During this period, the ADRF trained nearly 300 government employees from 90 different agencies, demonstrating both the demand for such a solution and its viability.
Data Classification: The Foundation of Effective Governance
Tim Anderson, Senior Technical Industry Specialist with AWS Security Growth Strategies, highlighted the critical role of data classification in any governance strategy.
“If you do not have data classification in place, it’s really hard to know what governance mechanisms to enact,” Anderson explained. Without classification, organizations typically go one of two ways: overcompensating (allocating too many resources and stifling innovation) or undercompensating (exposing themselves to unacceptable risk).
AWS provides several resources to help organizations implement effective data classification:
- A comprehensive data classification white paper
- Professional services support
- Technical solutions like tagging, AWS Glue, Macie, and Redshift
Additionally, newer services like AWS Security Hub and Control Tower can help automate and visualize governance controls, making them more consistent and effective.
The Impact: Transforming Public Sector Data Use
The ADRF has shown that it’s possible to unlock the value of administrative data while maintaining rigorous privacy protections. As Dr.

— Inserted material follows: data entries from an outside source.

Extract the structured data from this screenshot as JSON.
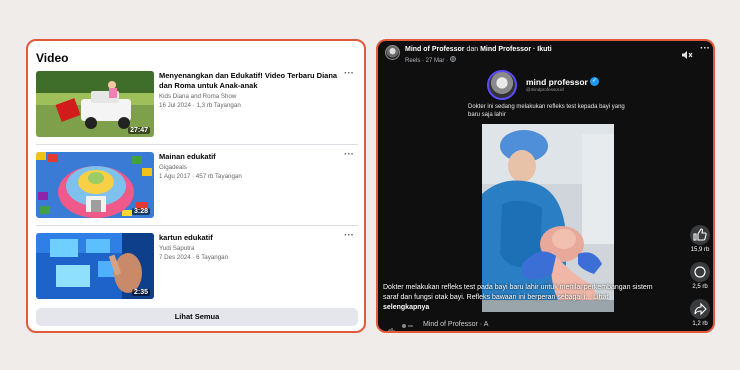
{
  "left": {
    "title": "Video",
    "more_icon": "more-icon",
    "see_all_label": "Lihat Semua",
    "videos": [
      {
        "title": "Menyenangkan dan Edukatif! Video Terbaru Diana dan Roma untuk Anak-anak",
        "channel": "Kids Diana and Roma Show",
        "stats": "16 Jul 2024 · 1,3 rb Tayangan",
        "duration": "27:47"
      },
      {
        "title": "Mainan edukatif",
        "channel": "Gigadeals",
        "stats": "1 Agu 2017 · 457 rb Tayangan",
        "duration": "3:28"
      },
      {
        "title": "kartun edukatif",
        "channel": "Yudi Saputra",
        "stats": "7 Des 2024 · 6 Tayangan",
        "duration": "2:35"
      }
    ]
  },
  "right": {
    "page_name": "Mind of Professor",
    "connector": " dan ",
    "second_page": "Mind Professor",
    "follow_label": " · Ikuti",
    "sub": "Reels · 27 Mar ·",
    "inner_name": "mind professor",
    "inner_handle": "@mindprofessor.id",
    "inner_caption": "Dokter ini sedang melakukan refleks test kepada bayi yang baru saja lahir",
    "caption": "Dokter melakukan refleks test pada bayi baru lahir untuk menilai perkembangan sistem saraf dan fungsi otak bayi. Refleks bawaan ini berperan sebagai i... Lihat",
    "see_more": "selengkapnya",
    "likes": "15,9 rb",
    "comments": "2,5 rb",
    "shares": "1,2 rb",
    "music": "Mind of Professor · A"
  }
}
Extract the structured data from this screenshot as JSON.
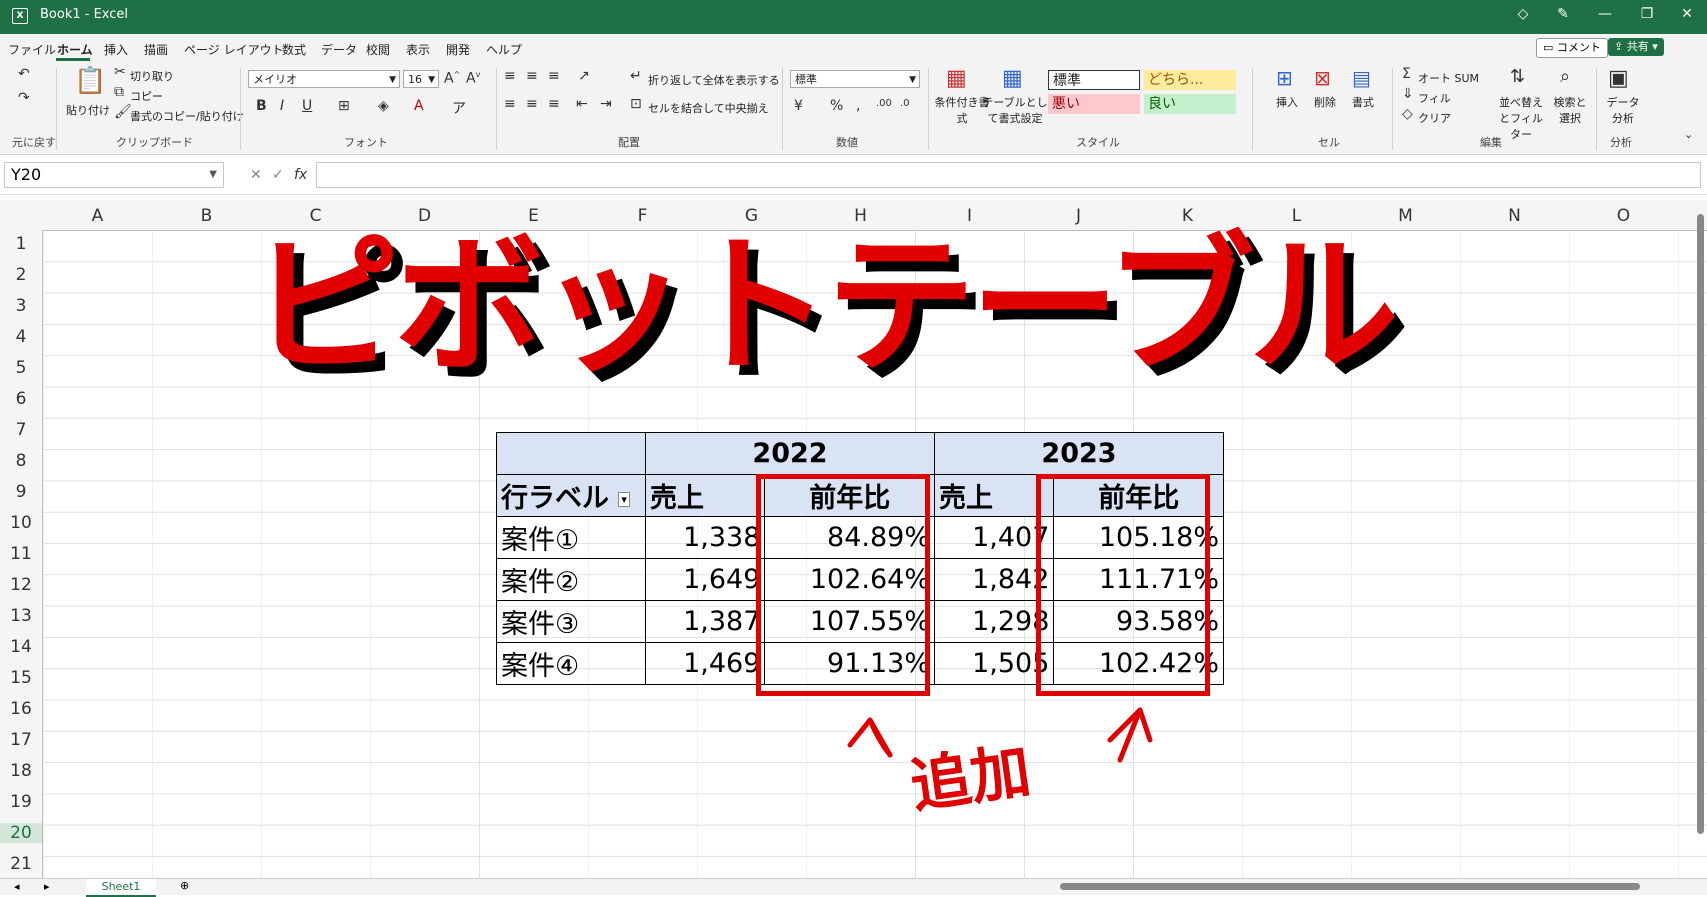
{
  "window": {
    "title": "Book1  -  Excel"
  },
  "menu": {
    "tabs": [
      "ファイル",
      "ホーム",
      "挿入",
      "描画",
      "ページ レイアウト",
      "数式",
      "データ",
      "校閲",
      "表示",
      "開発",
      "ヘルプ"
    ],
    "active": "ホーム",
    "comment_label": "コメント",
    "share_label": "共有"
  },
  "ribbon": {
    "undo_group": "元に戻す",
    "clipboard": {
      "paste": "貼り付け",
      "cut": "切り取り",
      "copy": "コピー",
      "format_painter": "書式のコピー/貼り付け",
      "group": "クリップボード"
    },
    "font": {
      "name": "メイリオ",
      "size": "16",
      "group": "フォント"
    },
    "alignment": {
      "wrap": "折り返して全体を表示する",
      "merge": "セルを結合して中央揃え",
      "group": "配置"
    },
    "number": {
      "format": "標準",
      "group": "数値"
    },
    "styles": {
      "conditional": "条件付き書式",
      "table": "テーブルとして書式設定",
      "normal": "標準",
      "neutral": "どちら...",
      "bad": "悪い",
      "good": "良い",
      "group": "スタイル"
    },
    "cells": {
      "insert": "挿入",
      "delete": "削除",
      "format": "書式",
      "group": "セル"
    },
    "editing": {
      "autosum": "オート SUM",
      "fill": "フィル",
      "clear": "クリア",
      "sort": "並べ替えとフィルター",
      "find": "検索と選択",
      "group": "編集"
    },
    "analysis": {
      "data": "データ分析",
      "group": "分析"
    }
  },
  "formula_bar": {
    "name_box": "Y20",
    "fx": "fx",
    "value": ""
  },
  "columns": [
    "A",
    "B",
    "C",
    "D",
    "E",
    "F",
    "G",
    "H",
    "I",
    "J",
    "K",
    "L",
    "M",
    "N",
    "O"
  ],
  "rows": [
    "1",
    "2",
    "3",
    "4",
    "5",
    "6",
    "7",
    "8",
    "9",
    "10",
    "11",
    "12",
    "13",
    "14",
    "15",
    "16",
    "17",
    "18",
    "19",
    "20",
    "21"
  ],
  "banner": "ピボットテーブル",
  "pivot": {
    "year1": "2022",
    "year2": "2023",
    "row_label": "行ラベル",
    "sales": "売上",
    "yoy": "前年比",
    "rows": [
      {
        "label": "案件①",
        "s1": "1,338",
        "y1": "84.89%",
        "s2": "1,407",
        "y2": "105.18%"
      },
      {
        "label": "案件②",
        "s1": "1,649",
        "y1": "102.64%",
        "s2": "1,842",
        "y2": "111.71%"
      },
      {
        "label": "案件③",
        "s1": "1,387",
        "y1": "107.55%",
        "s2": "1,298",
        "y2": "93.58%"
      },
      {
        "label": "案件④",
        "s1": "1,469",
        "y1": "91.13%",
        "s2": "1,505",
        "y2": "102.42%"
      }
    ]
  },
  "annotation": "追加",
  "sheet_tab": "Sheet1"
}
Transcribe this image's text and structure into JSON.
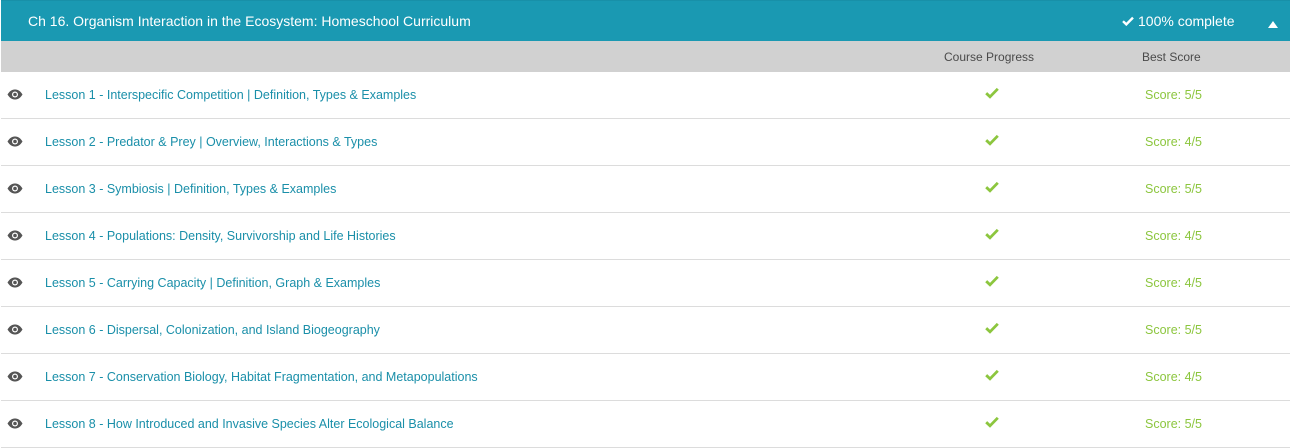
{
  "chapter": {
    "title": "Ch 16. Organism Interaction in the Ecosystem: Homeschool Curriculum",
    "complete_label": "100% complete",
    "icons": {
      "complete": "check-icon",
      "collapse": "caret-up-icon"
    }
  },
  "columns": {
    "progress": "Course Progress",
    "score": "Best Score"
  },
  "colors": {
    "header_bg": "#1a99b2",
    "link": "#1a8fa9",
    "success": "#8cc63e",
    "column_header_bg": "#d1d1d1"
  },
  "lessons": [
    {
      "label": "Lesson 1 - Interspecific Competition | Definition, Types & Examples",
      "score": "Score: 5/5",
      "completed": true
    },
    {
      "label": "Lesson 2 - Predator & Prey | Overview, Interactions & Types",
      "score": "Score: 4/5",
      "completed": true
    },
    {
      "label": "Lesson 3 - Symbiosis | Definition, Types & Examples",
      "score": "Score: 5/5",
      "completed": true
    },
    {
      "label": "Lesson 4 - Populations: Density, Survivorship and Life Histories",
      "score": "Score: 4/5",
      "completed": true
    },
    {
      "label": "Lesson 5 - Carrying Capacity | Definition, Graph & Examples",
      "score": "Score: 4/5",
      "completed": true
    },
    {
      "label": "Lesson 6 - Dispersal, Colonization, and Island Biogeography",
      "score": "Score: 5/5",
      "completed": true
    },
    {
      "label": "Lesson 7 - Conservation Biology, Habitat Fragmentation, and Metapopulations",
      "score": "Score: 4/5",
      "completed": true
    },
    {
      "label": "Lesson 8 - How Introduced and Invasive Species Alter Ecological Balance",
      "score": "Score: 5/5",
      "completed": true
    }
  ]
}
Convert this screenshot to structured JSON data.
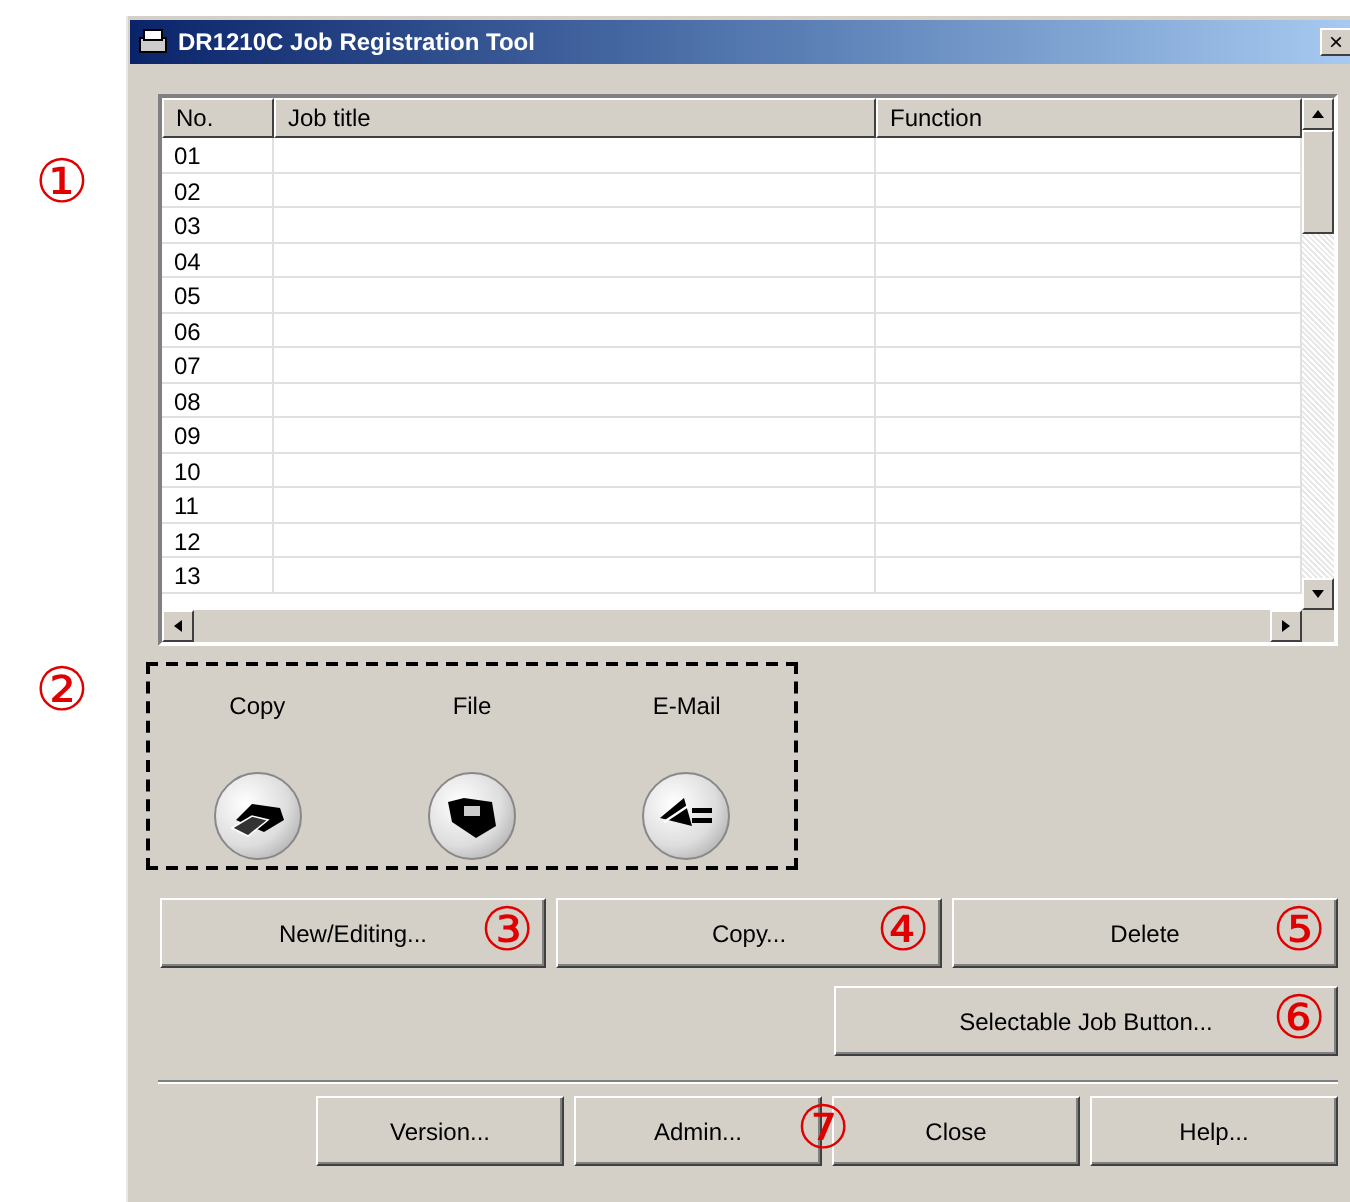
{
  "window": {
    "title": "DR1210C Job Registration Tool",
    "close": "×"
  },
  "callouts": {
    "table": "①",
    "job_buttons": "②"
  },
  "table": {
    "columns": [
      "No.",
      "Job title",
      "Function"
    ],
    "rows": [
      [
        "01",
        "",
        ""
      ],
      [
        "02",
        "",
        ""
      ],
      [
        "03",
        "",
        ""
      ],
      [
        "04",
        "",
        ""
      ],
      [
        "05",
        "",
        ""
      ],
      [
        "06",
        "",
        ""
      ],
      [
        "07",
        "",
        ""
      ],
      [
        "08",
        "",
        ""
      ],
      [
        "09",
        "",
        ""
      ],
      [
        "10",
        "",
        ""
      ],
      [
        "11",
        "",
        ""
      ],
      [
        "12",
        "",
        ""
      ],
      [
        "13",
        "",
        ""
      ]
    ]
  },
  "job_buttons": [
    {
      "label": "Copy",
      "kind": "copy"
    },
    {
      "label": "File",
      "kind": "file"
    },
    {
      "label": "E-Mail",
      "kind": "email"
    }
  ],
  "action_buttons": [
    {
      "label": "New/Editing...",
      "callout": "③"
    },
    {
      "label": "Copy...",
      "callout": "④"
    },
    {
      "label": "Delete",
      "callout": "⑤"
    }
  ],
  "selectable_button": {
    "label": "Selectable Job Button...",
    "callout": "⑥"
  },
  "bottom_buttons": [
    {
      "label": "Version..."
    },
    {
      "label": "Admin...",
      "callout": "⑦"
    },
    {
      "label": "Close"
    },
    {
      "label": "Help..."
    }
  ]
}
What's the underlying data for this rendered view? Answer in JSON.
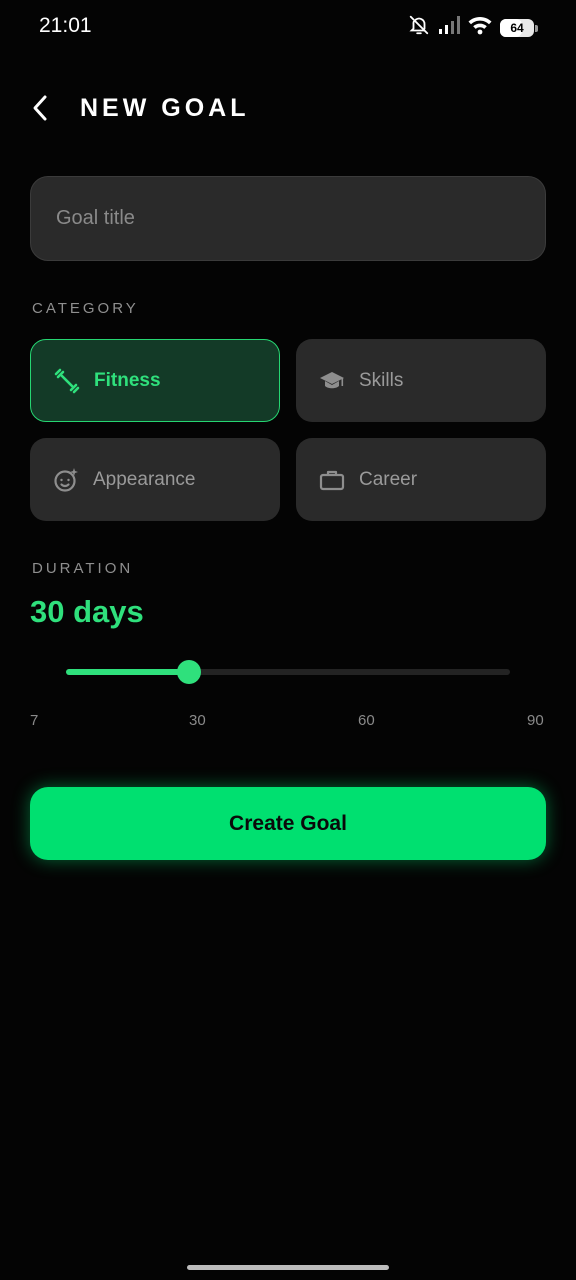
{
  "status_bar": {
    "time": "21:01",
    "icons": [
      "bell-off-icon",
      "signal-icon",
      "wifi-icon",
      "battery-icon"
    ],
    "battery_level": "64",
    "battery_fraction": 0.64
  },
  "header": {
    "back_icon": "chevron-left-icon",
    "title": "NEW GOAL"
  },
  "form": {
    "title_placeholder": "Goal title",
    "title_value": ""
  },
  "category": {
    "label": "CATEGORY",
    "items": [
      {
        "label": "Fitness",
        "icon": "dumbbell-icon",
        "selected": true
      },
      {
        "label": "Skills",
        "icon": "graduation-cap-icon",
        "selected": false
      },
      {
        "label": "Appearance",
        "icon": "face-sparkle-icon",
        "selected": false
      },
      {
        "label": "Career",
        "icon": "briefcase-icon",
        "selected": false
      }
    ]
  },
  "duration": {
    "label": "DURATION",
    "value_text": "30 days",
    "value": 30,
    "min": 7,
    "max": 90,
    "ticks": [
      "7",
      "30",
      "60",
      "90"
    ]
  },
  "actions": {
    "create_label": "Create Goal"
  },
  "colors": {
    "accent": "#2fe07c",
    "button": "#00e070",
    "background": "#040404",
    "card": "#2a2a2a",
    "selected_card": "#133a27"
  }
}
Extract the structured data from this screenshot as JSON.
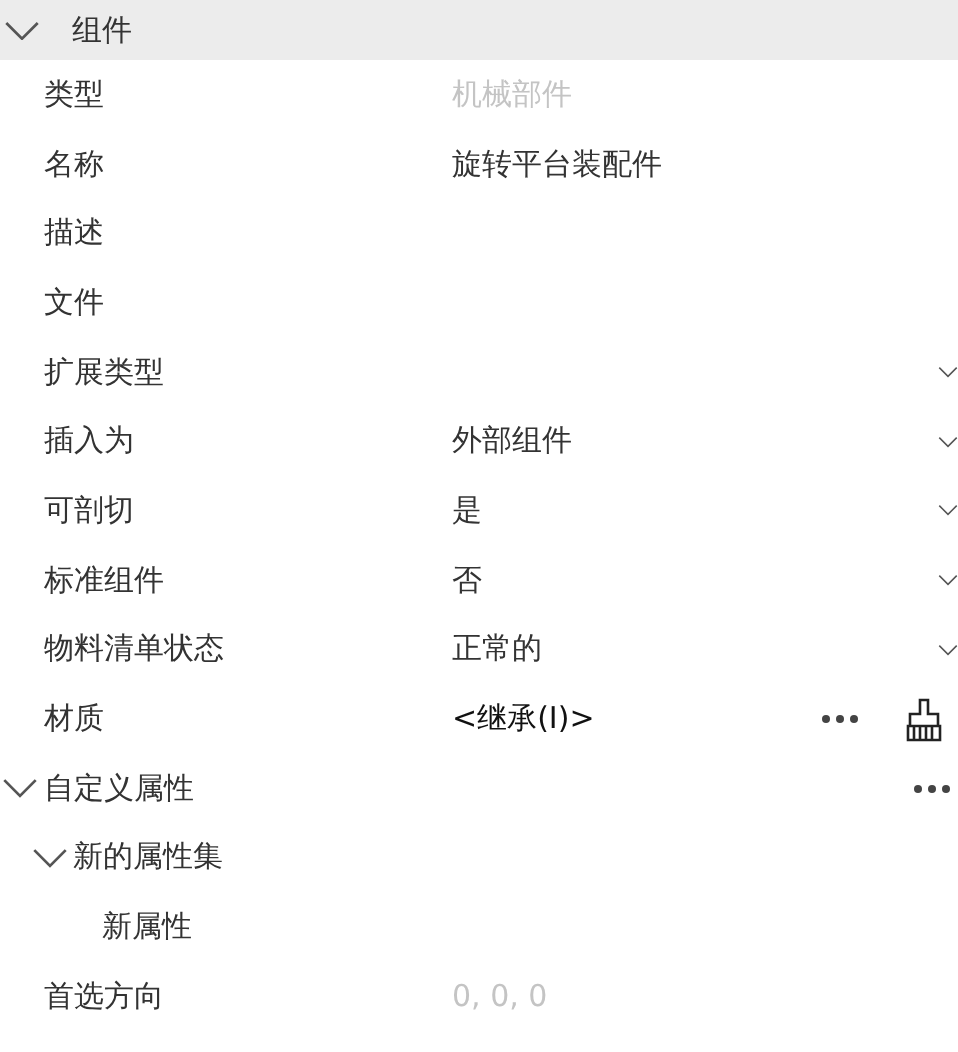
{
  "section": {
    "title": "组件",
    "expanded": true
  },
  "properties": [
    {
      "kind": "text",
      "label": "类型",
      "value": "机械部件",
      "disabled": true
    },
    {
      "kind": "text",
      "label": "名称",
      "value": "旋转平台装配件",
      "disabled": false
    },
    {
      "kind": "text",
      "label": "描述"
    },
    {
      "kind": "text",
      "label": "文件"
    },
    {
      "kind": "dropdown",
      "label": "扩展类型"
    },
    {
      "kind": "dropdown",
      "label": "插入为",
      "value": "外部组件"
    },
    {
      "kind": "dropdown",
      "label": "可剖切",
      "value": "是"
    },
    {
      "kind": "dropdown",
      "label": "标准组件",
      "value": "否"
    },
    {
      "kind": "dropdown",
      "label": "物料清单状态",
      "value": "正常的"
    },
    {
      "kind": "material",
      "label": "材质",
      "value": "<继承(I)>"
    },
    {
      "kind": "group",
      "label": "自定义属性",
      "expanded": true,
      "children": [
        {
          "kind": "group",
          "label": "新的属性集",
          "expanded": true,
          "children": [
            {
              "kind": "text",
              "label": "新属性"
            }
          ]
        }
      ]
    },
    {
      "kind": "text",
      "label": "首选方向",
      "value": "0, 0, 0",
      "disabled": true
    }
  ]
}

Lane noted, “The private sector has figured out how to use data… if we can get the public sector to figure out how to use data” in a similarly effective but secure way, the impact could be enormous.
Examples of potential benefits include:
- More responsive emergency services during disasters or terrorist attacks
- Better-targeted social services and resource allocation
- Data-driven policy decisions around issues like the opioid crisis
- Cross-agency collaboration on complex social problems
The ADRF has already been recognized with a GCN Award, and has pushed agencies like the Census Bureau forward in their thinking about cloud-based data sharing.
Looking to the Future: Predictions for Data Governance
The panelists offered fascinating predictions about where data governance is headed:
Dr. Lane anticipates we’ll need to incorporate new data sources like cell phones, social media, and sensor data while developing ethical frameworks for their use.
Youssef Elmit predicts governance will become entirely data-centric, with infrastructure becoming less relevant: “What auditors want to know is do you have adequate controls around that data? Is it properly logged, is it protected, is it encrypted?”
Tim Anderson foresees machine learning playing a greater role in risk assessment and policy automation, particularly in IoT environments where trusted and untrusted data sources will increasingly intermingle.
Conclusion: A Community Approach to Secure Data Sharing
Perhaps the most important aspect of the ADRF is its community-oriented vision. Version 2 of the platform aims to create a rich context for data, similar to Amazon.com or TripAdvisor, where researchers contribute knowledge about datasets as they work with them.
This approach acknowledges that data is dynamic — definitions change, collection methods evolve — and building shared knowledge is essential to using it effectively.
The cloud makes this possible in ways that weren’t previously feasible. Agencies don’t have to send their data to another state agency (which they were often reluctant to do); instead, they can share it in the cloud while maintaining stewardship and visibility into how it’s used.
As organizations in all sectors face increasing pressure to protect sensitive data while extracting its value, the lessons from the ADRF provide a valuable template for balancing innovation with security, compliance with usability, and technical solutions with human factors.
With tools like AWS Control Tower and Security Hub, organizations now have more options than ever to implement robust data governance strategies that can scale with their needs while maintaining the highest levels of security and compliance.